One can also pray to the spirits at special shrines to ask for help in emergencies. Everyone has two souls - the eternal ego and the life force that dies with the body. Both souls leave the body with the last breath, but the life force can also leave before death at times of great fear. If this soul does not return, the body dies. The eternal soul leaves the body on the last breath and takes the form of a ghost, shadow, or reflection, so it’s considered dangerous to step on a shadow.  Mirrors are often used so evil spirits will strike the image of the soul reflected in the mirror and not the actual soul.
As in many religions across the world, there is a Ghost King, Nduen-Ama; and a ghost messenger, Ffe,who appears as a skeleton and brings death upon a person by striking him at the base of the skull with a large staff; a ferryman, Asasaba, who brings good souls across the river of death to be reincarnated into trees, animals or other living things.Although different ethnic groups believe in different forms of reincarnation for good and bad souls, all believe in karma. For example, in one tribe, a good soul could become a cow, elephant, or leopard; in another tribe, good people may be reborn as trees, whereas in a third tribe, only evil people become plants after they die.

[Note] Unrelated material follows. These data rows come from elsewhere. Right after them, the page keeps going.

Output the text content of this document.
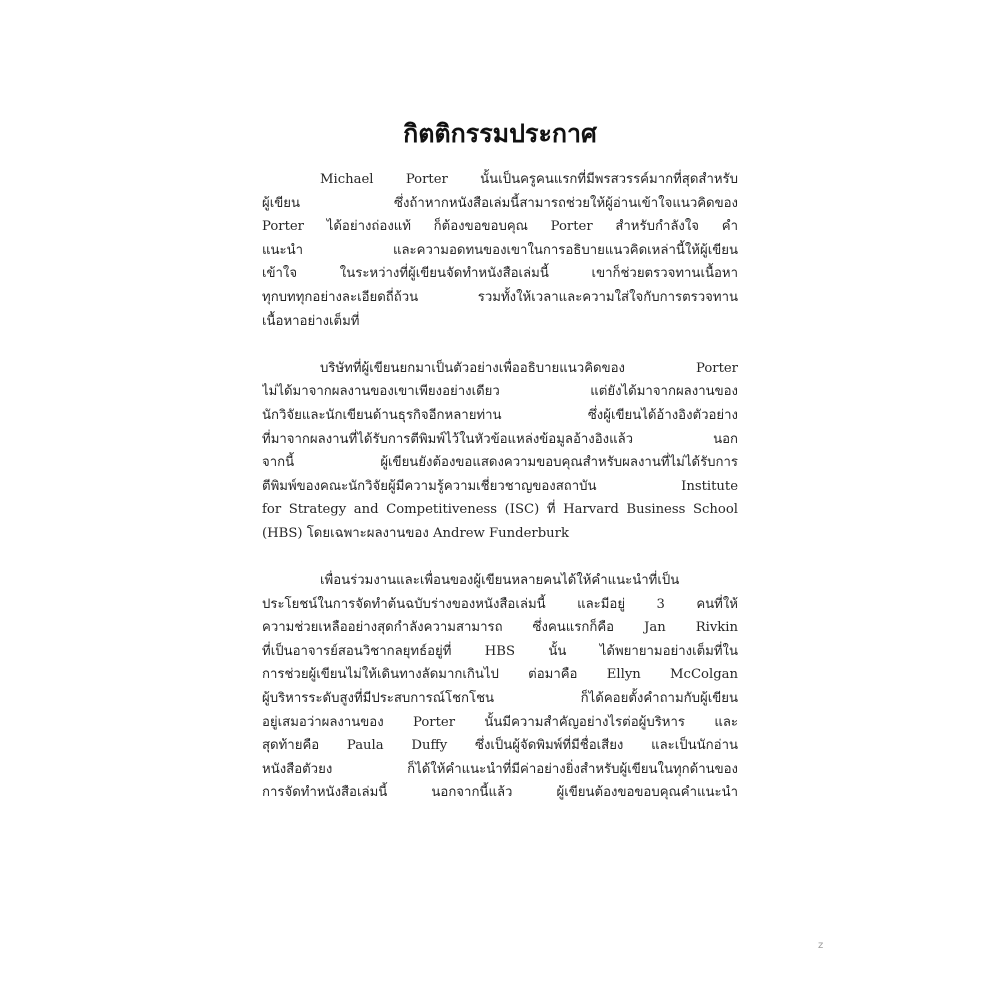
กิตติกรรมประกาศ
Michael Porter นั้นเป็นครูคนแรกที่มีพรสวรรค์มากที่สุดสำหรับ
ผู้เขียน ซึ่งถ้าหากหนังสือเล่มนี้สามารถช่วยให้ผู้อ่านเข้าใจแนวคิดของ
Porter ได้อย่างถ่องแท้ ก็ต้องขอขอบคุณ Porter สำหรับกำลังใจ คำ
แนะนำ และความอดทนของเขาในการอธิบายแนวคิดเหล่านี้ให้ผู้เขียน
เข้าใจ ในระหว่างที่ผู้เขียนจัดทำหนังสือเล่มนี้ เขาก็ช่วยตรวจทานเนื้อหา
ทุกบททุกอย่างละเอียดถี่ถ้วน รวมทั้งให้เวลาและความใส่ใจกับการตรวจทาน
เนื้อหาอย่างเต็มที่
บริษัทที่ผู้เขียนยกมาเป็นตัวอย่างเพื่ออธิบายแนวคิดของ Porter
ไม่ได้มาจากผลงานของเขาเพียงอย่างเดียว แต่ยังได้มาจากผลงานของ
นักวิจัยและนักเขียนด้านธุรกิจอีกหลายท่าน ซึ่งผู้เขียนได้อ้างอิงตัวอย่าง
ที่มาจากผลงานที่ได้รับการตีพิมพ์ไว้ในหัวข้อแหล่งข้อมูลอ้างอิงแล้ว นอก
จากนี้ ผู้เขียนยังต้องขอแสดงความขอบคุณสำหรับผลงานที่ไม่ได้รับการ
ตีพิมพ์ของคณะนักวิจัยผู้มีความรู้ความเชี่ยวชาญของสถาบัน Institute
for Strategy and Competitiveness (ISC) ที่ Harvard Business School
(HBS) โดยเฉพาะผลงานของ Andrew Funderburk
เพื่อนร่วมงานและเพื่อนของผู้เขียนหลายคนได้ให้คำแนะนำที่เป็น
ประโยชน์ในการจัดทำต้นฉบับร่างของหนังสือเล่มนี้ และมีอยู่ 3 คนที่ให้
ความช่วยเหลืออย่างสุดกำลังความสามารถ ซึ่งคนแรกก็คือ Jan Rivkin
ที่เป็นอาจารย์สอนวิชากลยุทธ์อยู่ที่ HBS นั้น ได้พยายามอย่างเต็มที่ใน
การช่วยผู้เขียนไม่ให้เดินทางลัดมากเกินไป ต่อมาคือ Ellyn McColgan
ผู้บริหารระดับสูงที่มีประสบการณ์โชกโชน ก็ได้คอยตั้งคำถามกับผู้เขียน
อยู่เสมอว่าผลงานของ Porter นั้นมีความสำคัญอย่างไรต่อผู้บริหาร และ
สุดท้ายคือ Paula Duffy ซึ่งเป็นผู้จัดพิมพ์ที่มีชื่อเสียง และเป็นนักอ่าน
หนังสือตัวยง ก็ได้ให้คำแนะนำที่มีค่าอย่างยิ่งสำหรับผู้เขียนในทุกด้านของ
การจัดทำหนังสือเล่มนี้ นอกจากนี้แล้ว ผู้เขียนต้องขอขอบคุณคำแนะนำ
z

Ijaws give respect their ancestors. Ancestors are revered and loved. To speak ill of them, though, is taboo.

 

Adornment

Women braid their hair or crop it close and wear it under a head cloth. Men crop their hair short. Both men and women of all ages wear necklaces of huge coral beads on formal occasions. Beads are also made of ivory, but only the rich wear these.

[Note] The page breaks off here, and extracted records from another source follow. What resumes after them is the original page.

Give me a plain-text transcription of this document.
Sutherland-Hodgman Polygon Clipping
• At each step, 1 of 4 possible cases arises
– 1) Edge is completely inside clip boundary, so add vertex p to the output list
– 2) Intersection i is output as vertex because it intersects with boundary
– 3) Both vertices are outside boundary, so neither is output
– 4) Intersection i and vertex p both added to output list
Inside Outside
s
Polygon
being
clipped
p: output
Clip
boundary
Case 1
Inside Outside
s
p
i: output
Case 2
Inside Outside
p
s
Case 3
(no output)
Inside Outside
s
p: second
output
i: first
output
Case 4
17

The day to day wears of the Ijaw man is a shirt and trouser made of a wax material. While the ceremonial dress of the Bayelsa man is a big long-sleeved shirt worn over a long piece of wrapper tied from the waist down to the ankle and most times thrown over the shoulder.

A blouse is worn over a wrap tied from the waist to just below the knee for young girls and unmarried women, while married women wear a wrap from waist to ankle and the blouse worn on top with a wrap tied over it from waist to knee. The ceremonial dress for women is the same pattern, but with higher quality fabric and worn with a head tie and beads. Women of royal blood may wear the two wraps without the blouse, as can maidens during wedding ceremonies.